Geoff Gallop draws a distinction between pragmatic politicians with an eye to the future, and pragmatic politicians with an eye to the next headline. He adds that it is possible for the idea of reform to stay alive and produce results – even in our current system with all its emphasis on publicity, events and personalities.

RoweDSkyhooks.jpg David Rowe

What has been pushed into the background in contemporary political discourse is citizenship. We rarely here about this even though Liberalism once placed a great emphasis on the ideas of both rights and civic obligation.

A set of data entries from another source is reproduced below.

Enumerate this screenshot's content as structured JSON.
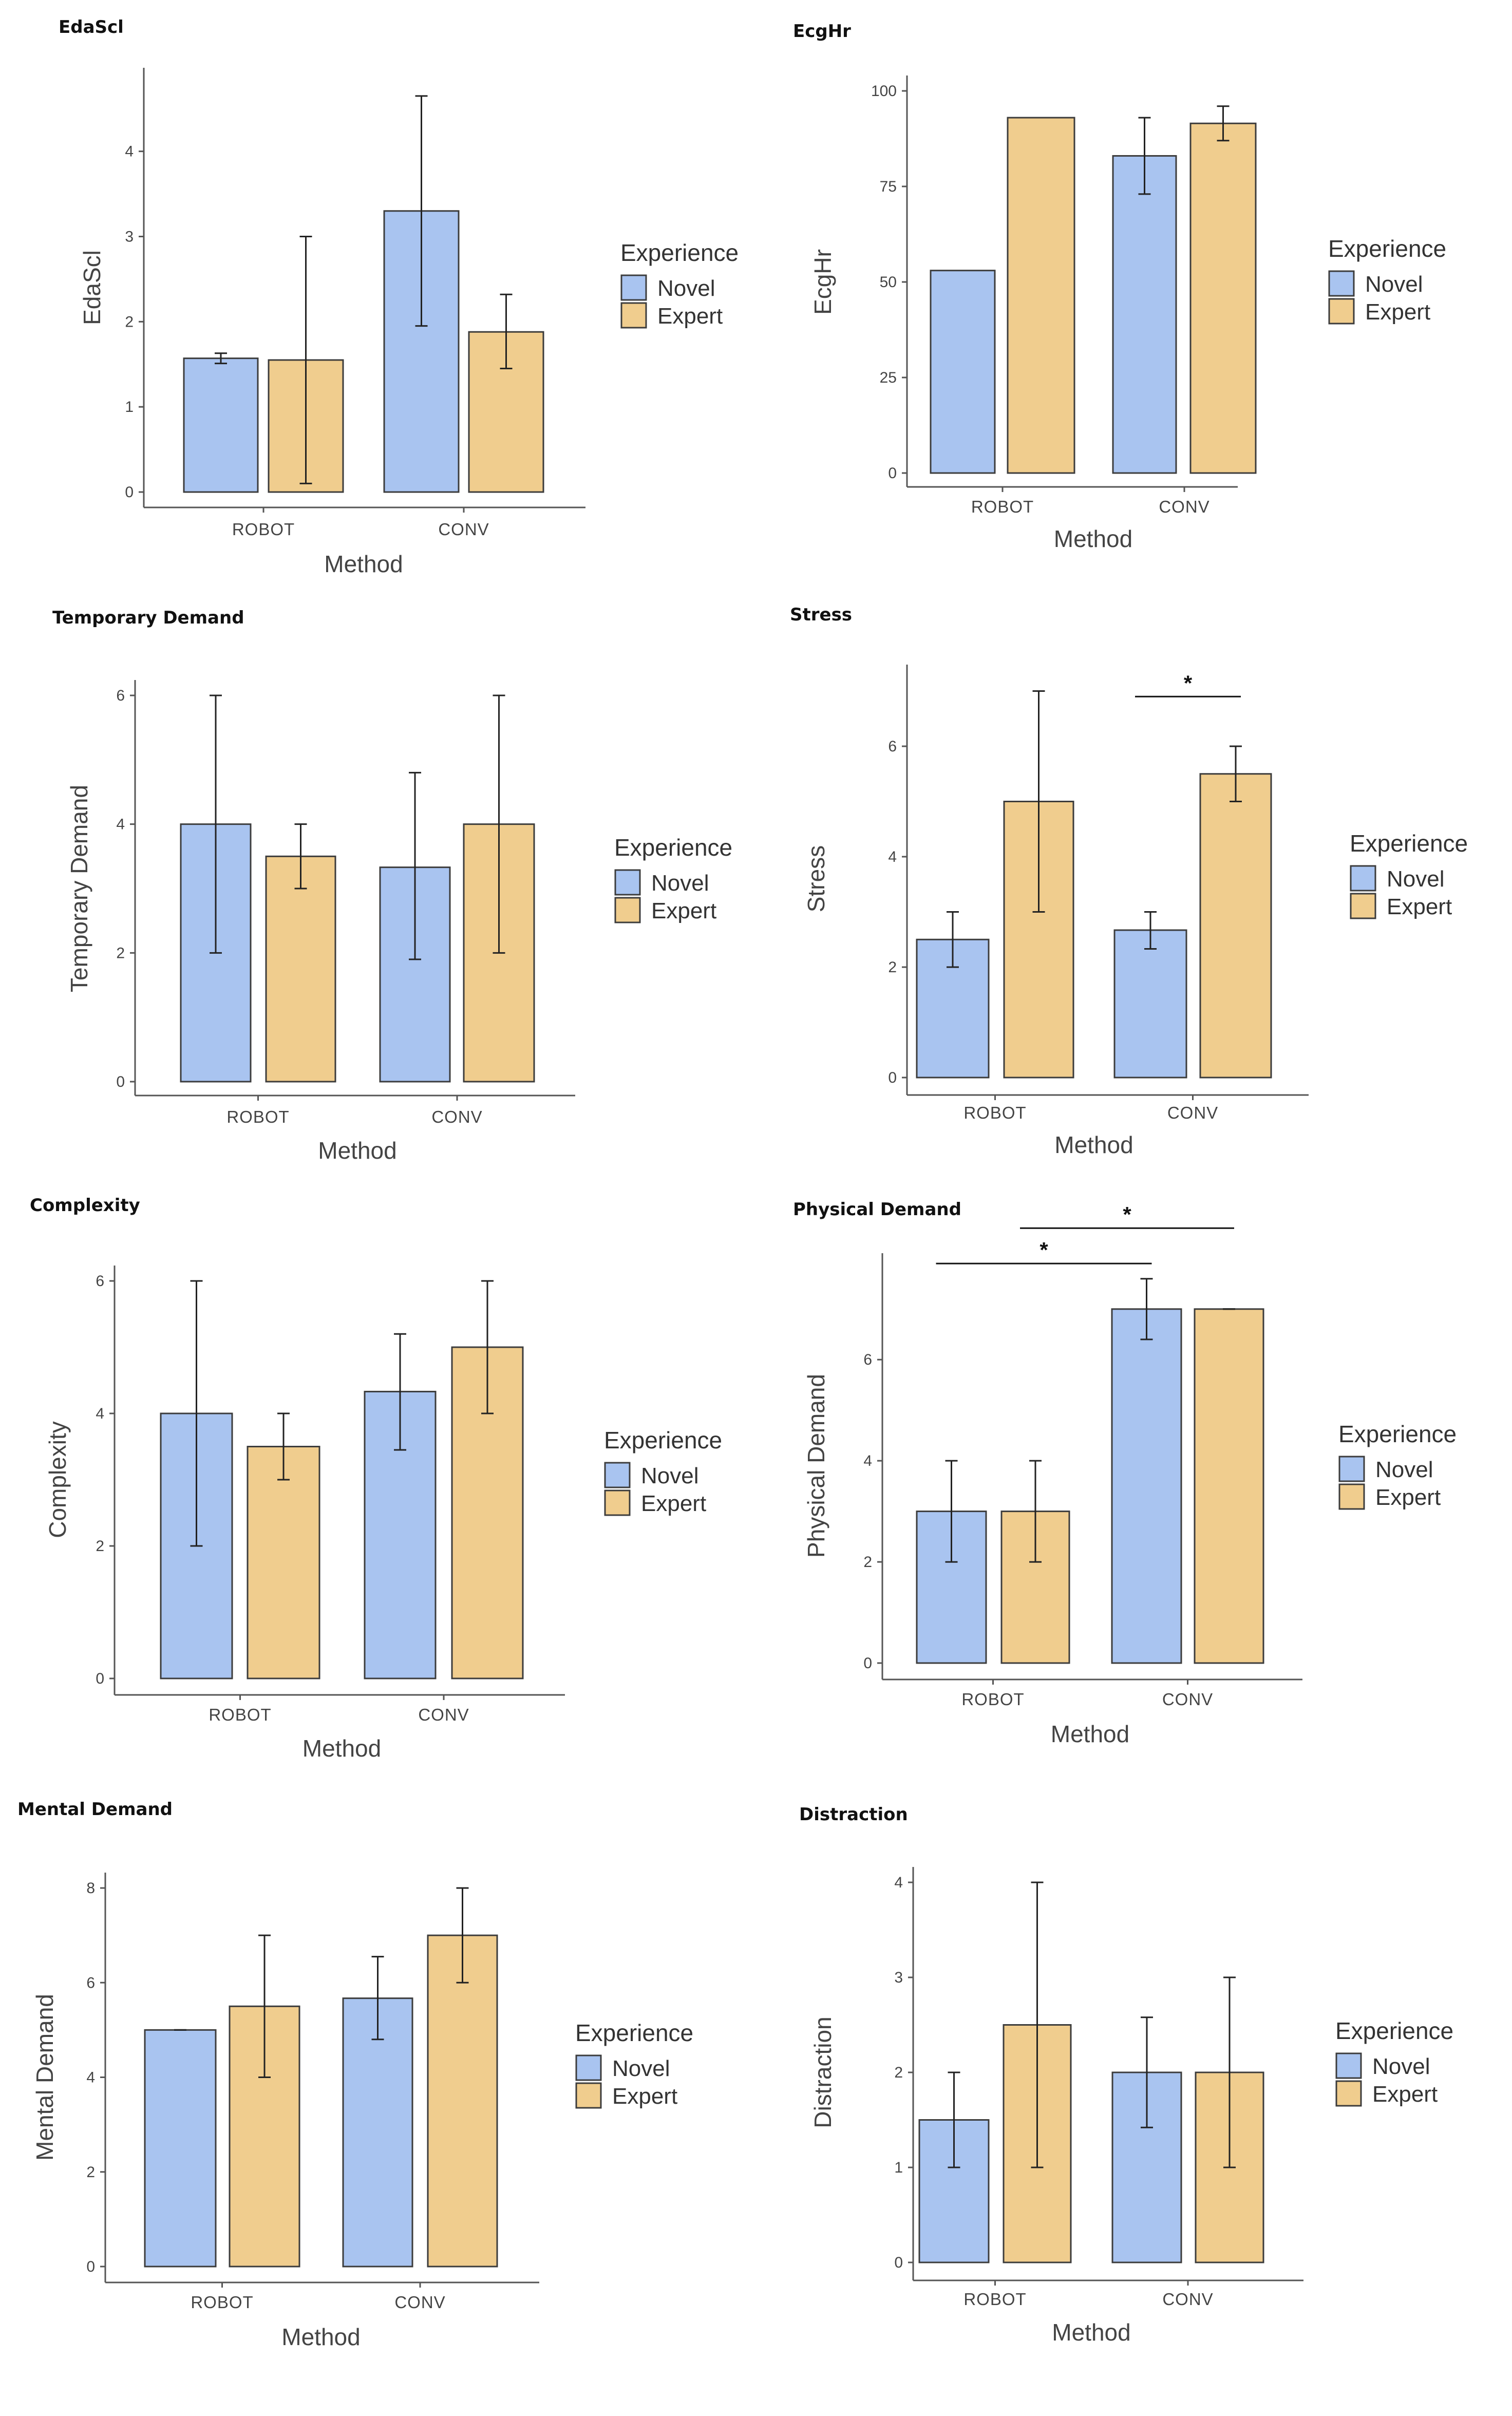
{
  "figure": {
    "legend": {
      "title": "Experience",
      "entries": [
        "Novel",
        "Expert"
      ]
    },
    "colors": {
      "Novel": "#a9c4f0",
      "Expert": "#f0cd8e",
      "stroke": "#3c3c3c",
      "axis": "#555555"
    },
    "sig_mark": "*"
  },
  "chart_data": [
    {
      "type": "bar",
      "title": "EdaScl",
      "xlabel": "Method",
      "ylabel": "EdaScl",
      "categories": [
        "ROBOT",
        "CONV"
      ],
      "yticks": [
        0,
        1,
        2,
        3,
        4
      ],
      "ylim": [
        0,
        4.8
      ],
      "series": [
        {
          "name": "Novel",
          "values": [
            1.57,
            3.3
          ],
          "err_low": [
            1.51,
            1.95
          ],
          "err_high": [
            1.63,
            4.65
          ]
        },
        {
          "name": "Expert",
          "values": [
            1.55,
            1.88
          ],
          "err_low": [
            0.1,
            1.45
          ],
          "err_high": [
            3.0,
            2.32
          ]
        }
      ],
      "significance": []
    },
    {
      "type": "bar",
      "title": "EcgHr",
      "xlabel": "Method",
      "ylabel": "EcgHr",
      "categories": [
        "ROBOT",
        "CONV"
      ],
      "yticks": [
        0,
        25,
        50,
        75,
        100
      ],
      "ylim": [
        0,
        100
      ],
      "series": [
        {
          "name": "Novel",
          "values": [
            53,
            83
          ],
          "err_low": [
            null,
            73
          ],
          "err_high": [
            null,
            93
          ]
        },
        {
          "name": "Expert",
          "values": [
            93,
            91.5
          ],
          "err_low": [
            null,
            87
          ],
          "err_high": [
            null,
            96
          ]
        }
      ],
      "significance": []
    },
    {
      "type": "bar",
      "title": "Temporary Demand",
      "xlabel": "Method",
      "ylabel": "Temporary Demand",
      "categories": [
        "ROBOT",
        "CONV"
      ],
      "yticks": [
        0,
        2,
        4,
        6
      ],
      "ylim": [
        0,
        6
      ],
      "series": [
        {
          "name": "Novel",
          "values": [
            4.0,
            3.33
          ],
          "err_low": [
            2.0,
            1.9
          ],
          "err_high": [
            6.0,
            4.8
          ]
        },
        {
          "name": "Expert",
          "values": [
            3.5,
            4.0
          ],
          "err_low": [
            3.0,
            2.0
          ],
          "err_high": [
            4.0,
            6.0
          ]
        }
      ],
      "significance": []
    },
    {
      "type": "bar",
      "title": "Stress",
      "xlabel": "Method",
      "ylabel": "Stress",
      "categories": [
        "ROBOT",
        "CONV"
      ],
      "yticks": [
        0,
        2,
        4,
        6
      ],
      "ylim": [
        0,
        7.2
      ],
      "series": [
        {
          "name": "Novel",
          "values": [
            2.5,
            2.67
          ],
          "err_low": [
            2.0,
            2.33
          ],
          "err_high": [
            3.0,
            3.0
          ]
        },
        {
          "name": "Expert",
          "values": [
            5.0,
            5.5
          ],
          "err_low": [
            3.0,
            5.0
          ],
          "err_high": [
            7.0,
            6.0
          ]
        }
      ],
      "significance": [
        {
          "from": "CONV.Novel",
          "to": "CONV.Expert",
          "y": 6.9,
          "label": "*"
        }
      ]
    },
    {
      "type": "bar",
      "title": "Complexity",
      "xlabel": "Method",
      "ylabel": "Complexity",
      "categories": [
        "ROBOT",
        "CONV"
      ],
      "yticks": [
        0,
        2,
        4,
        6
      ],
      "ylim": [
        0,
        6
      ],
      "series": [
        {
          "name": "Novel",
          "values": [
            4.0,
            4.33
          ],
          "err_low": [
            2.0,
            3.45
          ],
          "err_high": [
            6.0,
            5.2
          ]
        },
        {
          "name": "Expert",
          "values": [
            3.5,
            5.0
          ],
          "err_low": [
            3.0,
            4.0
          ],
          "err_high": [
            4.0,
            6.0
          ]
        }
      ],
      "significance": []
    },
    {
      "type": "bar",
      "title": "Physical Demand",
      "xlabel": "Method",
      "ylabel": "Physical Demand",
      "categories": [
        "ROBOT",
        "CONV"
      ],
      "yticks": [
        0,
        2,
        4,
        6
      ],
      "ylim": [
        0,
        7.8
      ],
      "series": [
        {
          "name": "Novel",
          "values": [
            3.0,
            7.0
          ],
          "err_low": [
            2.0,
            6.4
          ],
          "err_high": [
            4.0,
            7.6
          ]
        },
        {
          "name": "Expert",
          "values": [
            3.0,
            7.0
          ],
          "err_low": [
            2.0,
            7.0
          ],
          "err_high": [
            4.0,
            7.0
          ]
        }
      ],
      "significance": [
        {
          "from": "ROBOT.Novel",
          "to": "CONV.Novel",
          "y": 7.9,
          "label": "*"
        },
        {
          "from": "ROBOT.Expert",
          "to": "CONV.Expert",
          "y": 8.6,
          "label": "*"
        }
      ]
    },
    {
      "type": "bar",
      "title": "Mental Demand",
      "xlabel": "Method",
      "ylabel": "Mental Demand",
      "categories": [
        "ROBOT",
        "CONV"
      ],
      "yticks": [
        0,
        2,
        4,
        6,
        8
      ],
      "ylim": [
        0,
        8
      ],
      "series": [
        {
          "name": "Novel",
          "values": [
            5.0,
            5.67
          ],
          "err_low": [
            5.0,
            4.8
          ],
          "err_high": [
            5.0,
            6.55
          ]
        },
        {
          "name": "Expert",
          "values": [
            5.5,
            7.0
          ],
          "err_low": [
            4.0,
            6.0
          ],
          "err_high": [
            7.0,
            8.0
          ]
        }
      ],
      "significance": []
    },
    {
      "type": "bar",
      "title": "Distraction",
      "xlabel": "Method",
      "ylabel": "Distraction",
      "categories": [
        "ROBOT",
        "CONV"
      ],
      "yticks": [
        0,
        1,
        2,
        3,
        4
      ],
      "ylim": [
        0,
        4
      ],
      "series": [
        {
          "name": "Novel",
          "values": [
            1.5,
            2.0
          ],
          "err_low": [
            1.0,
            1.42
          ],
          "err_high": [
            2.0,
            2.58
          ]
        },
        {
          "name": "Expert",
          "values": [
            2.5,
            2.0
          ],
          "err_low": [
            1.0,
            1.0
          ],
          "err_high": [
            4.0,
            3.0
          ]
        }
      ],
      "significance": []
    }
  ]
}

Geoff Gallop, for instance, says that a good deal of his thinking in his book Politics, Society, Self: Occasional Writings has been on the subjects of democratic reform, co-operative federalism, multiculturalism, and public sector effectiveness. Nothing on citizenship even though he highlights the importance of well-being for public policy and the person.

Citizenship is a core of democracy and a central premise of any long-term progressive strategy is to renew the very system of democracy that empowers ordinary citizens, amplifies their voices, and makes all other changes possible. At the very least, renewing the systems of democracy will mark a fundamental shift away from the entrenched and well-funded interests which still dominate governance that contribute to the long-standing decay of Australia’s democratic institutions. This has worsened markedly in the past decade since 9/11.

The problem comes not only from the executive. Parliament has degraded alarmingly as a coequal and strong institution. Its internal deliberative processes have atrophied as the influence of lobbyists has increased.